It’s never been easy to chronicle the conflicts in the Sudans. The intimate and gruesome civil war that has killed at least fifty thousand people and displaced more than two million, in South Sudan, stops and starts, again and again, fuelled by political rivals unwilling to compromise. The violence in the Darfur region, where government troops and rebel fighters have long clashed over access to land and resources, has mutated in recent decades, as government-recruited Arab militias have committed mass killings—and, in several instances, ethnic cleansing—of black Muslim populations accused of supporting rebel groups. The rebel movements have splintered, and the government of the defiant Sudanese President Omar al-Bashir, who in 2009 was indicted for genocide by the International Criminal Court, continues its offensives in Darfur, driving hundreds of thousands of Sudanese from their homes. The area is both difficult to access and dangerous.
Photographing the Sudanese presents its own set of challenges. Many of the non-Arab residents of Sudan have skin that ranges in tone from deep brown to pitch black. They are shades found everywhere on the African continent, but the people of Sudan in particular have not always been photographed with a sensitivity that captures their true likenesses. In too many pictures from the region, they are dim figures in the background, unlit to the point of being shadows, their faces blank or distorted. When the camera does capture their expressions, they are often inscrutable, hinting at despair yet kept at a remove. But the American photographer Adriane Ohanesian, who spent time with some of the thousands of Darfuri women and children who have escaped ground and aerial government attacks by hiding in Darfur’s Marra Mountains, has produced photos that are striking in their closeness to the people at the conflict’s center.
For a series shot on panoramic film last year, Ohanesian also followed rebel fighters of the Sudan Liberation Army in the Marra Mountains. The images are vast, stretching the expanses of sandy, shrub-spotted volcanic peaks in an earthy kaleidoscope of vivid brown, green, pink, and yellow. The rebels in Ohanesian’s photos look alternatively focussed, bored, and bemused—ordinary boys and men caught up in war. Armed with heavy weaponry, they ride camels, smoke cigarettes, patrol, idle, and waste time, getting ready for whatever battle may come. Her photos of the women and children who have made a home in the caves of the Marra Mountains are similarly humanizing: mothers hold their children tightly, waiting expectantly (or maybe exhaustedly) and, in one image, even smiling among themselves. (A tender portrait of a seven-year-old boy severely burned by a government bomb won a prize at this year’s World Press Photo Awards.)
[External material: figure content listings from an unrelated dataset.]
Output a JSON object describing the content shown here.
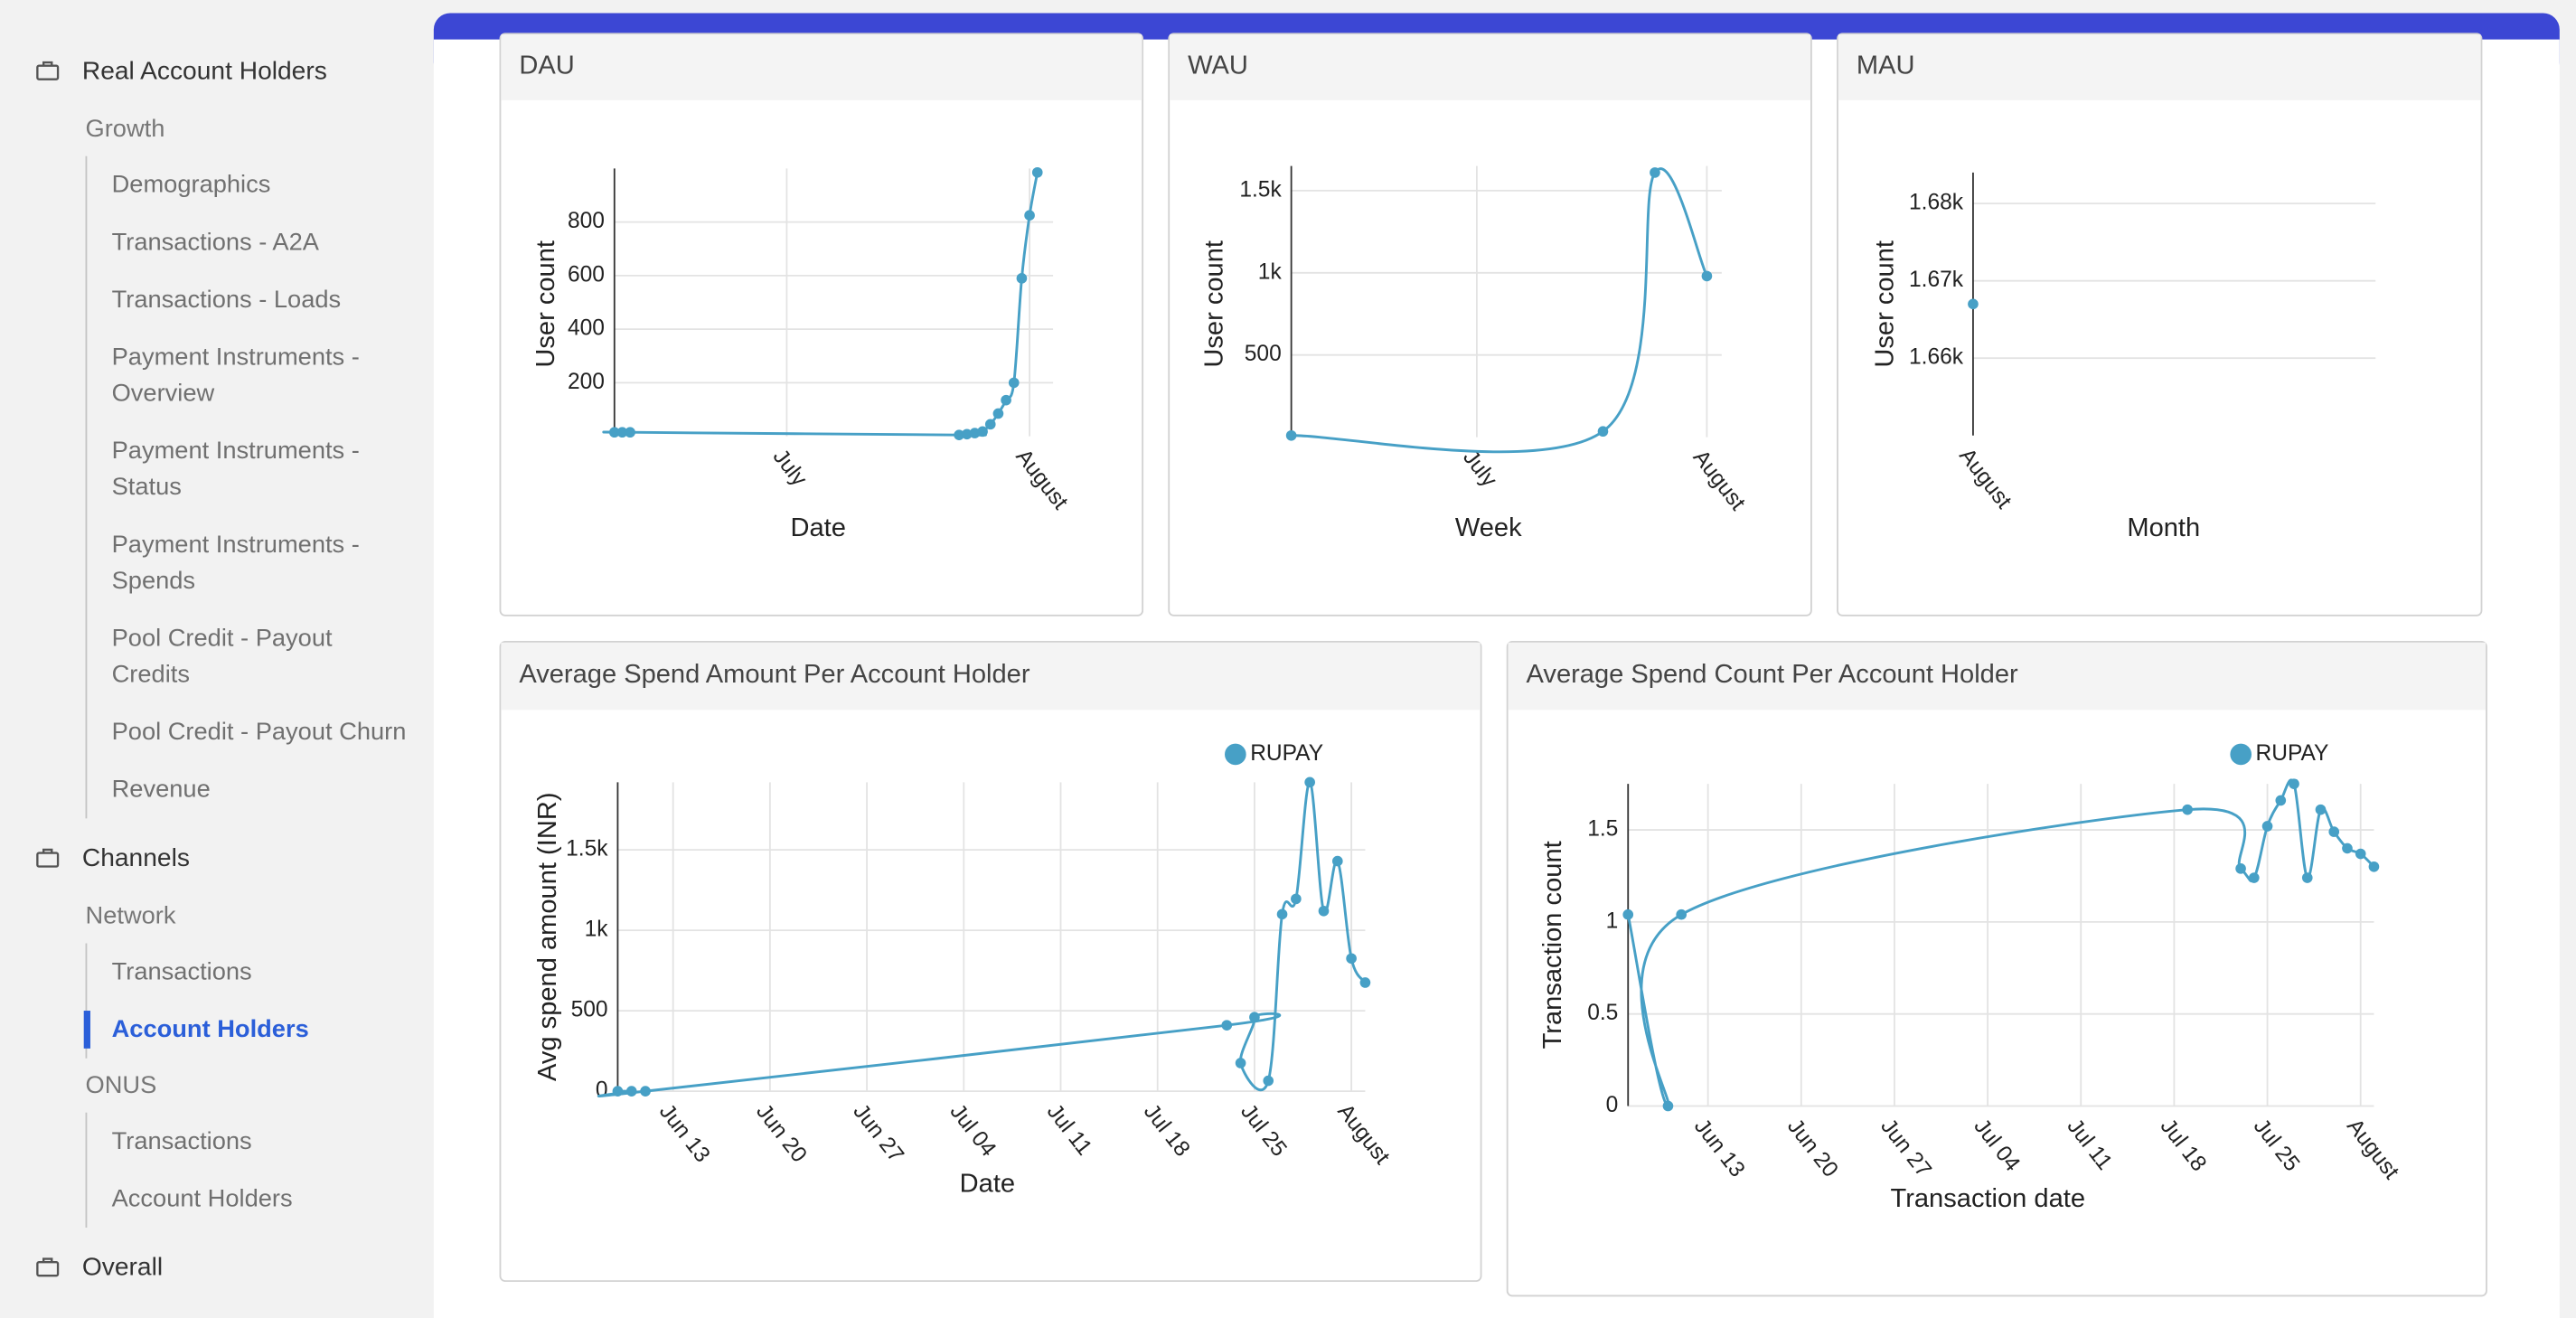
{
  "sidebar": {
    "sections": [
      {
        "title": "Real Account Holders",
        "groups": [
          {
            "title": "Growth",
            "items": [
              "Demographics",
              "Transactions - A2A",
              "Transactions - Loads",
              "Payment Instruments - Overview",
              "Payment Instruments - Status",
              "Payment Instruments - Spends",
              "Pool Credit - Payout Credits",
              "Pool Credit - Payout Churn",
              "Revenue"
            ]
          }
        ]
      },
      {
        "title": "Channels",
        "groups": [
          {
            "title": "Network",
            "items": [
              "Transactions",
              "Account Holders"
            ],
            "active": 1
          },
          {
            "title": "ONUS",
            "items": [
              "Transactions",
              "Account Holders"
            ]
          }
        ]
      },
      {
        "title": "Overall"
      }
    ]
  },
  "chart_data": [
    {
      "type": "line",
      "title": "DAU",
      "x_label": "Date",
      "y_label": "User count",
      "grid": true,
      "x": [
        "Jun 09",
        "Jun 10",
        "Jun 11",
        "Jul 23",
        "Jul 24",
        "Jul 25",
        "Jul 26",
        "Jul 27",
        "Jul 28",
        "Jul 29",
        "Jul 30",
        "Jul 31",
        "Aug 01",
        "Aug 02"
      ],
      "series": [
        {
          "color": "#47a0c6",
          "values": [
            15,
            15,
            15,
            5,
            8,
            12,
            18,
            45,
            85,
            135,
            200,
            590,
            825,
            985
          ]
        }
      ],
      "xlim": [
        "Jun 09",
        "Aug 04"
      ],
      "xticks": [
        {
          "value": "Jul 01",
          "label": "July"
        },
        {
          "value": "Aug 01",
          "label": "August"
        }
      ],
      "ylim": [
        0,
        1000
      ],
      "yticks": [
        200,
        400,
        600,
        800
      ]
    },
    {
      "type": "line",
      "title": "WAU",
      "x_label": "Week",
      "y_label": "User count",
      "grid": true,
      "x": [
        "Jun 06",
        "Jul 18",
        "Jul 25",
        "Aug 01"
      ],
      "series": [
        {
          "color": "#47a0c6",
          "values": [
            10,
            35,
            1610,
            980
          ]
        }
      ],
      "xlim": [
        "Jun 06",
        "Aug 03"
      ],
      "xticks": [
        {
          "value": "Jul 01",
          "label": "July"
        },
        {
          "value": "Aug 01",
          "label": "August"
        }
      ],
      "ylim": [
        0,
        1650
      ],
      "yticks": [
        500,
        {
          "value": 1000,
          "label": "1k"
        },
        {
          "value": 1500,
          "label": "1.5k"
        }
      ]
    },
    {
      "type": "line",
      "title": "MAU",
      "x_label": "Month",
      "y_label": "User count",
      "grid": true,
      "categories": [
        "August"
      ],
      "series": [
        {
          "color": "#47a0c6",
          "values": [
            1667
          ]
        }
      ],
      "ylim": [
        1650,
        1684
      ],
      "yticks": [
        {
          "value": 1660,
          "label": "1.66k"
        },
        {
          "value": 1670,
          "label": "1.67k"
        },
        {
          "value": 1680,
          "label": "1.68k"
        }
      ]
    },
    {
      "type": "line",
      "title": "Average Spend Amount Per Account Holder",
      "x_label": "Date",
      "y_label": "Avg spend amount (INR)",
      "grid": true,
      "legend": "top-right",
      "x": [
        "Jun 09",
        "Jun 10",
        "Jun 11",
        "Jul 23",
        "Jul 25",
        "Jul 24",
        "Jul 26",
        "Jul 27",
        "Jul 28",
        "Jul 29",
        "Jul 30",
        "Jul 31",
        "Aug 01",
        "Aug 02"
      ],
      "series": [
        {
          "name": "RUPAY",
          "color": "#47a0c6",
          "values": [
            0,
            0,
            0,
            410,
            460,
            175,
            65,
            1100,
            1195,
            1920,
            1120,
            1430,
            825,
            675
          ]
        }
      ],
      "xlim": [
        "Jun 09",
        "Aug 02"
      ],
      "xticks": [
        "Jun 13",
        "Jun 20",
        "Jun 27",
        "Jul 04",
        "Jul 11",
        "Jul 18",
        "Jul 25",
        {
          "value": "Aug 01",
          "label": "August"
        }
      ],
      "ylim": [
        0,
        1920
      ],
      "yticks": [
        0,
        500,
        {
          "value": 1000,
          "label": "1k"
        },
        {
          "value": 1500,
          "label": "1.5k"
        }
      ]
    },
    {
      "type": "line",
      "title": "Average Spend Count Per Account Holder",
      "x_label": "Transaction date",
      "y_label": "Transaction count",
      "grid": true,
      "legend": "top-right",
      "x": [
        "Jun 07",
        "Jun 10",
        "Jun 11",
        "Jul 19",
        "Jul 23",
        "Jul 24",
        "Jul 25",
        "Jul 26",
        "Jul 27",
        "Jul 28",
        "Jul 29",
        "Jul 30",
        "Jul 31",
        "Aug 01",
        "Aug 02"
      ],
      "series": [
        {
          "name": "RUPAY",
          "color": "#47a0c6",
          "values": [
            1.04,
            0,
            1.04,
            1.61,
            1.29,
            1.24,
            1.52,
            1.66,
            1.75,
            1.24,
            1.61,
            1.49,
            1.4,
            1.37,
            1.3
          ]
        }
      ],
      "xlim": [
        "Jun 07",
        "Aug 02"
      ],
      "xticks": [
        "Jun 13",
        "Jun 20",
        "Jun 27",
        "Jul 04",
        "Jul 11",
        "Jul 18",
        "Jul 25",
        {
          "value": "Aug 01",
          "label": "August"
        }
      ],
      "ylim": [
        0,
        1.75
      ],
      "yticks": [
        0,
        0.5,
        1,
        1.5
      ]
    }
  ]
}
“Even as the ethnic cleansing continues, it seems that no one is watching,” Ohanesian said. When she was in the Marra Mountains last year, the territory was rebel-controlled, providing one of the last sanctuaries for Darfuris. But in recent months, the Sudanese government has said it has taken control of most of Jebel Marra, leaving the fate of those refugees uncertain. Still, no one seems to be watching.